Исследуя малые аномалии развития, необходимо учитывать также возраст субъекта, так как некоторые морфологические образования полностью созревают у человека только через оп­ределенный срок после рождения, как это можно показать на примере ушной раковины. Формирование ушной раковины про­исходит преимущественно в утробном периоде развития, но только в младенческом и детском возрасте принимают оконча­тельную форму элементы нижней части уха. Тогда же несколь­ко изменяется форма уха в целом. Мочка приобретает оконча­тельную форму только в подростковом периоде (В.В. Бунак и др.). Следовательно, многие малые аномалии развития на­дежно выявляются только в молодом и зрелом возрасте. Мы полагаем, что у детей раннего возраста они должны специально изучаться педиатрами или детскими невропатологами. Малые аномалии развития должны интересовать также морфологов, изучающих возрастную анатомию. У пожилых людей и у стариков форма и морфологическая структура органов, о которых говорилось в главе II нашего исследования, могут изменяться, что является предметом изучения геронтологов.

Глава IV

КЛИНИЧЕСКОЕ ЗНАЧЕНИЕ МАЛЫХ АНОМАЛИЙ РАЗВИТИЯ

Выдающийся французский психиатр Огюст-Бенедикт Морель (1809—1874), впервые заинтересовавшийся дисгенезиями и описавший многие виды малых аномалий, расценивал их как «признаки вырождения». Книга Мореля «Traité des degenerescenses physiques, intellectuelles et morales de l’spece humaine» (Paris, 1857) в свое время вызвала к себе большой интерес и побуждала врачей (главным образом, психиатров и невропа­тологов) искать у своих больных «stigmata degenerationis» в их внешнем облике и телосложении.

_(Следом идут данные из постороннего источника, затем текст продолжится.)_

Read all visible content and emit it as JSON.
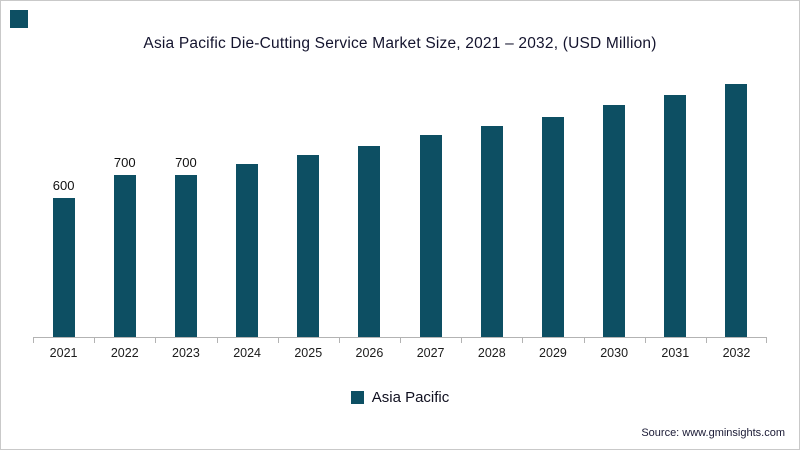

Эдмонд Фурнье (1898) высказался против такой оценки дисгенезий, считая ее «чрезмерно резкой».

Известный итальянский психиатр и криминалист Чезаре Ломброзо (1836—1909) придавал им большое значение как признакам, свойственным психопатам-дегенератам и близким к ним «прирожденным преступникам». Учение Ломброзо о при­рожденных преступниках и особенностях их телесного склада послужило причиной большого интереса к малым аномалиям развития со стороны криминалистов, судебных медиков, социо­логов, правоведов и широкой публики.

Крайне реакционная теория Ломброзо, легшая в основу ан­тропологического направления в буржуазном уголовном праве, будучи ошибочной, по существу, оттолкнула многих серьезных исследователей от изучения дисгенезий. Преступление — всегда социальное явление, изучение и оценка которого не допускают биологизации.

Многие авторы были склонны связать дисгенезий (дисплазии, или, как их раньше называли, дистрофии) с наследствен­ным сифилисом.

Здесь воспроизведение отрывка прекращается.